A report in an American paper at the weekend revealed that plans have been submitted that could change the look of The Grand Canyon, one of the seven natural wonders of the world, for ever. The plans involve a 420 acre area of land adjacent to the eastern area of this area which lies on Navajo Indian land.

The Grand Canyon Escalade project would see a series of hotels, shops and restaurants being built, along with a construction that would allow an eight-person gondola to journey down to the canyon floor. At the bottom they would then be able to walk along an elevated riverside walkway to another restaurant which would lie at the confluence of the Little Colorado and Colorado rivers.

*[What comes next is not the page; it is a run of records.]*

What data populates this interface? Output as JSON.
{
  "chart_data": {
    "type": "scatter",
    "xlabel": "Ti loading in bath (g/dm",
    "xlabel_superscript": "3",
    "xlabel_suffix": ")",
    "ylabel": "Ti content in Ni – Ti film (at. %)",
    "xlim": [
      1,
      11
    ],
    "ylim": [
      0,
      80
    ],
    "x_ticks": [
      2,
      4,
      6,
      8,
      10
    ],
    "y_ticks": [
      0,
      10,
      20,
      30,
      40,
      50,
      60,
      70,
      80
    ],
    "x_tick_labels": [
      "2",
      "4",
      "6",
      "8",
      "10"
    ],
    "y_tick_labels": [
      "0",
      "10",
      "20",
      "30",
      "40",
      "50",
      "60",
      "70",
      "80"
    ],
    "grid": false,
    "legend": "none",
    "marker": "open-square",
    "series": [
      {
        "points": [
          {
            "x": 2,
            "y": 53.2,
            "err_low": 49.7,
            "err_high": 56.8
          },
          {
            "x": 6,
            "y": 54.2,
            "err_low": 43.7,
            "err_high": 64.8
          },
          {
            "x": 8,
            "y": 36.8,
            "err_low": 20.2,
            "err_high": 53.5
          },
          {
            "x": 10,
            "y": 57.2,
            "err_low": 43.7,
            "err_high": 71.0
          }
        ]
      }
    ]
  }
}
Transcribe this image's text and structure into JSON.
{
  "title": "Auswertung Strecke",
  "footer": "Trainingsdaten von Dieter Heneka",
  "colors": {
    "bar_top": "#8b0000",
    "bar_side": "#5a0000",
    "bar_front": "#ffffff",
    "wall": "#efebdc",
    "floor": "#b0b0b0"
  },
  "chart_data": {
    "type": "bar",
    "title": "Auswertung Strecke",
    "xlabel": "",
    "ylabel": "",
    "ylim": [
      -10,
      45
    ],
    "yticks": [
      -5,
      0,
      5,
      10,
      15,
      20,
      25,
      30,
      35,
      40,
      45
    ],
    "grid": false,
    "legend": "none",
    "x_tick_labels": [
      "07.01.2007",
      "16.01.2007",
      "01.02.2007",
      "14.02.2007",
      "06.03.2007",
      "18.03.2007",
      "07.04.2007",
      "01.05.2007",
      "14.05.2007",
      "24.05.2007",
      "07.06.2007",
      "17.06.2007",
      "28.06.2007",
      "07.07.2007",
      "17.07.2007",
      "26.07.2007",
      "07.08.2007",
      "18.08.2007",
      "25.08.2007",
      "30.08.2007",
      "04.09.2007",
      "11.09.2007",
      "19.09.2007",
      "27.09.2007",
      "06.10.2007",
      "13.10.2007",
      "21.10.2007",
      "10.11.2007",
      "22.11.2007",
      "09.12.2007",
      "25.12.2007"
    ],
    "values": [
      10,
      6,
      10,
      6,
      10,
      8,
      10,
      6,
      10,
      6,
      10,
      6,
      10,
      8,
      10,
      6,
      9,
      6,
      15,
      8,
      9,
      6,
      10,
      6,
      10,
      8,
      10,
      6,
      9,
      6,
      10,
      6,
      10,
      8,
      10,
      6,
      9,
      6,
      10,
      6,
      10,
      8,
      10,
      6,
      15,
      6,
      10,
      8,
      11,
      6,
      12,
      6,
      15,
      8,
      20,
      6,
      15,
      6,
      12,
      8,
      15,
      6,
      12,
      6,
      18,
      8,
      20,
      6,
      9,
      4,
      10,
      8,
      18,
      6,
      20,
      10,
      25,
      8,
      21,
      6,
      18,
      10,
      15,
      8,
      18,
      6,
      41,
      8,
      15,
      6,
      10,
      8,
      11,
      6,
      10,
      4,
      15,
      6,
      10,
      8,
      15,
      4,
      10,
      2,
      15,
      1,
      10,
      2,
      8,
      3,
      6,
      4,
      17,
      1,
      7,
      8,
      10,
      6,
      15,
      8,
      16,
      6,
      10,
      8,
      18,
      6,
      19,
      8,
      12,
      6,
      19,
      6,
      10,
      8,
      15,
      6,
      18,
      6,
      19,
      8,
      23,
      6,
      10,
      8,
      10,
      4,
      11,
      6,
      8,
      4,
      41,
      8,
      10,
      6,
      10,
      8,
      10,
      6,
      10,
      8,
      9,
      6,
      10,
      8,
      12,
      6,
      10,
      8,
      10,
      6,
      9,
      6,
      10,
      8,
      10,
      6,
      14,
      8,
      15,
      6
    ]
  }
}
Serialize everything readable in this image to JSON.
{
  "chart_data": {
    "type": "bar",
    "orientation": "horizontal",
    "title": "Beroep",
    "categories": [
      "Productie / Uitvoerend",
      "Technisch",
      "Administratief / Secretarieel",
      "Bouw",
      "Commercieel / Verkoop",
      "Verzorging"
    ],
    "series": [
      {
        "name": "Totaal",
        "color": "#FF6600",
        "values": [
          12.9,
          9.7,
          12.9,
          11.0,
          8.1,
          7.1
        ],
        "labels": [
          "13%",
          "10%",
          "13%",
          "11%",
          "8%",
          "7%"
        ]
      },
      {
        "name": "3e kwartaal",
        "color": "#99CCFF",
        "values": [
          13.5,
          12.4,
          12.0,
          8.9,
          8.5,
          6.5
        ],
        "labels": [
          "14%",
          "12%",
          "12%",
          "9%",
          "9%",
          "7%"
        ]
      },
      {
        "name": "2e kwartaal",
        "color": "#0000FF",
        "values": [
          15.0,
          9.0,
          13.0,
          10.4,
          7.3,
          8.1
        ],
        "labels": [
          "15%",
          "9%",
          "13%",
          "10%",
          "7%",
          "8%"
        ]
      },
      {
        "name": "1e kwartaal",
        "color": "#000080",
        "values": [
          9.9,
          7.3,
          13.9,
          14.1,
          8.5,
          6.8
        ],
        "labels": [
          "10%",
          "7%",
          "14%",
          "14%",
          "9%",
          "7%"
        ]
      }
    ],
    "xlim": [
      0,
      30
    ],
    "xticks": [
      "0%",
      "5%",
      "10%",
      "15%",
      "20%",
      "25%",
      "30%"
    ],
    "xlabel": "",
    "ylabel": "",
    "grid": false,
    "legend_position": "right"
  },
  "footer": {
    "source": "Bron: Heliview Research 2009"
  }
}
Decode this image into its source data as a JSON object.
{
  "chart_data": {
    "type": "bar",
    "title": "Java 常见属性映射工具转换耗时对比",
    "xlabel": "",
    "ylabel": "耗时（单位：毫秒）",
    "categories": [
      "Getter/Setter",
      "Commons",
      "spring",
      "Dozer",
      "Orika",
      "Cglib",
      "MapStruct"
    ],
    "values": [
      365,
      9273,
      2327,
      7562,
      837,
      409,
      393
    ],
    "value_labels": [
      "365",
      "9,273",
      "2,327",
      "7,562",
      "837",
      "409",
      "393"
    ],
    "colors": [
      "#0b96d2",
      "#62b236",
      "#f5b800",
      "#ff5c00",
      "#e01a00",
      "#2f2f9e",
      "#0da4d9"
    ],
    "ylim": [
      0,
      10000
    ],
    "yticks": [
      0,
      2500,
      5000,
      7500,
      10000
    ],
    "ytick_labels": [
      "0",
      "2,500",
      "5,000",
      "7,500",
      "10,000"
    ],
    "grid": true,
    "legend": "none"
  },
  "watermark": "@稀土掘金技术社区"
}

The area currently has almost five million visitors a year, and if plans are approved then it is hoped that the new development would attract a further three million to this total.

The US Park Service are opposed to the scheme on the grounds that it would have a serious adverse affect of the entire area’s views, as it is located just two miles from the park itself. They fear that a project of the size and scope that is being proposed would impact on the visitor experience. This has been countered by the head of the proposed scheme who feels that ‘the park service offers nothing more than a drive-by experience and that the average person can’t ride a mule to the bottom of the canyon. We want them to feel the canyon from the bottom’ and that the gondola is the best way of transporting people, giving them a chance to see the park from a different perspective.

The project has consulted with local Navajo tribe elders and they see the project as a way of creating jobs, especially for the younger members of the tribe so that that can live and work nearer to home. The development would obviously create a major source of income for them. The next step for this project is a vote by the Navajo tribal government and if it is given the go ahead then the US government will have to consider their response. It is likely that it will end in a legal dispute based on where federal jurisdiction begins around the Colorado and where the Navajo land ends.

So if you want to experience this area of the world as it was supposed to be, put on your Karrimor Mendip walking boots on, book a flight and get over the Pond as soon as you can. If this is passed then you might get to go to see the Grand Canyon but it might not be what you are expecting.